Por ello no es extraño lo que describe el Levítico como marcas estipuladas por la ley para un leproso y sus correspondientes consecuencias. Quien se descubra enfermo de lepra será declarado “impuro”. El peso de esta declaración es enorme. No sólo se le diagnostica una enfermedad sino que deberá andar harapiento y avisando a todos su condición de impureza, será aislado de la comunidad y, por tanto, condenado a la soledad. Más aún, por el ambiente religioso de la época se le considerará un pecador, pues así era considerada toda enfermedad, como castigo por el pecado cometido. Si bien es cierto que era una medida sanitaria para proteger al pueblo de una plaga, no deja de ser dramático el ser declarado impuro. Si alguien tocaba al impuro, también se hacía impuro y debía cumplir con unos estrictos rituales de purificación para poder reincorporarse a la comunidad. Nuevamente, ser marcado por toda la comunidad como impuro significaba prácticamente la muerte lenta y dolorosa del rechazo colectivo y la condenación eterna.
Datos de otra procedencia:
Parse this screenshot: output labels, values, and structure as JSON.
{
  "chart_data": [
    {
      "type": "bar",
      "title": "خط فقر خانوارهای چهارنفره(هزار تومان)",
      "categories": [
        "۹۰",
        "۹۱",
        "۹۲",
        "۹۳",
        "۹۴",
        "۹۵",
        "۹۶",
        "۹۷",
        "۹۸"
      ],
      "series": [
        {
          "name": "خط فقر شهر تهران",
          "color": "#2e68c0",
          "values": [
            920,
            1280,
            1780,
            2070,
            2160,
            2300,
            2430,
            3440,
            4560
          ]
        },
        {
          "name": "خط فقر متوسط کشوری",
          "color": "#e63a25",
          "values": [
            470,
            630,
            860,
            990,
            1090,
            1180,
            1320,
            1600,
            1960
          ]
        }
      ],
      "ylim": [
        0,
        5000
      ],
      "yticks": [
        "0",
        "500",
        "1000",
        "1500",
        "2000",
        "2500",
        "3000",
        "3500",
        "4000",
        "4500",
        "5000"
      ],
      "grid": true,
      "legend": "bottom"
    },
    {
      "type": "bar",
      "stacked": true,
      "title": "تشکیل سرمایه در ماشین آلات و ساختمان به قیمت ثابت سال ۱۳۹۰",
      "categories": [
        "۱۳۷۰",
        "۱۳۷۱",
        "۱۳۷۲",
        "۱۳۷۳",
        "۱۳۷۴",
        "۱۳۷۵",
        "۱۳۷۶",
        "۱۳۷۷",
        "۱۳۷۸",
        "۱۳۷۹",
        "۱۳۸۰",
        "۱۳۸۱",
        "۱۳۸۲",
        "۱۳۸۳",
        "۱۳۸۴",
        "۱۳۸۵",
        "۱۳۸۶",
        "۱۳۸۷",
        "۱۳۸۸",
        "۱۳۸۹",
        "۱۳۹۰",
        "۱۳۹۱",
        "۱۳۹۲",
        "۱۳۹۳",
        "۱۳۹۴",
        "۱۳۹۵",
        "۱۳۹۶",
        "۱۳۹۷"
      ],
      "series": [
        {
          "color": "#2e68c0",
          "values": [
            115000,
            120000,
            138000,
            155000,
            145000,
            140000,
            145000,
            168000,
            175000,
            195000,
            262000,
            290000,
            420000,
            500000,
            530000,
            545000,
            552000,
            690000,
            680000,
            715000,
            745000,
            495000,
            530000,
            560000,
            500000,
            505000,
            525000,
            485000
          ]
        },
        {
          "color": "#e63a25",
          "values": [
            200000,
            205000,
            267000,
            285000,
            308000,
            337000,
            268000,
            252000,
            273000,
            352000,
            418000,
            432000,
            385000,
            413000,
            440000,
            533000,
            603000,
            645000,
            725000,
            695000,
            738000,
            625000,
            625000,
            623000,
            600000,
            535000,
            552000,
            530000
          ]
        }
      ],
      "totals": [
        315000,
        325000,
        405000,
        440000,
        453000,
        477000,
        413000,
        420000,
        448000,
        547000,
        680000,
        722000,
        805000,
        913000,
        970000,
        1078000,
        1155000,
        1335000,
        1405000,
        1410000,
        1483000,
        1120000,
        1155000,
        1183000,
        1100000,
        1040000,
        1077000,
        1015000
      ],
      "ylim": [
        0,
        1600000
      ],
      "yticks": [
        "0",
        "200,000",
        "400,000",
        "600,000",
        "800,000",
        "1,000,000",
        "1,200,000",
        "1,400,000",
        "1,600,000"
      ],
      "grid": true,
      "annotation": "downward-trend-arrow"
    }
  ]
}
El leproso del evangelio al parecer ha escuchado sobre Jesús. Por eso se le acerca a él diciéndole algo que podría parecer ilógico delante del dramatismo que vive: “si quieres, puedes limpiarme”. Es ilógico porque nosotros muchas veces desistimos de la fe ante los dramas de la vida pero este hombre le está afirmando a Jesús que si él quiere puede sanarlo. Jesús va más allá, quiere y lo toca. Pero al tocarlo Jesús no se hace impuro sino que hace puro al leproso, lo sana y a la vez lo salva. No le condena, sino que lo reincorpora a su vida cotidiana y a su comunidad. El leproso queda limpio, pero Jesús le da dos indicaciones, ve al templo para cumplir con lo mandado por la ley —la cual acaba Jesús mismo de romper— para que no se olvide de dar gracias a Dios Padre, y también que no lo cuente a nadie. Obviamente, quien se ha experimentado sanado y perdonado por Dios no puede dejar de contarlo. Pero fíjense que hermoso, Jesús luego de esto ya no pudo entrar en ningún pueblo, su fama era mucha, pero yo estoy convencido que también se quedaba fuera porque allí estaban los más excluidos, los que no podían entrar en el pueblo, los que las marcas y etiquetas les habían robado la vida. Jesús anuncia un modo nuevo de relación donde se rompen todas las etiquetas y se abraza la fraternidad. Jesús no ve enfermedades, ve enfermos, no ve pecadores sino seres humanos. El ideal cristiano es que en vez de andar por ahí lanzando condenas y colocando etiquetas, podamos señalar a todos gritando: ¡hermano, hermana!... en especial a aquellos que el mundo rechaza, excluye o condena por cualquier motivo. San Pablo nos dice: procuren hacer TODO para gloria de Dios, sin escandalizar A NADIE, procurando el bien para TODOS, como lo hizo Jesús. Que el Señor nos conceda la gracia de vivir sin etiquetas condenatorias sino acogiendo, sanando, liberando, amando, reintegrando, perdonando, es decir, viviendo al modo de Jesús.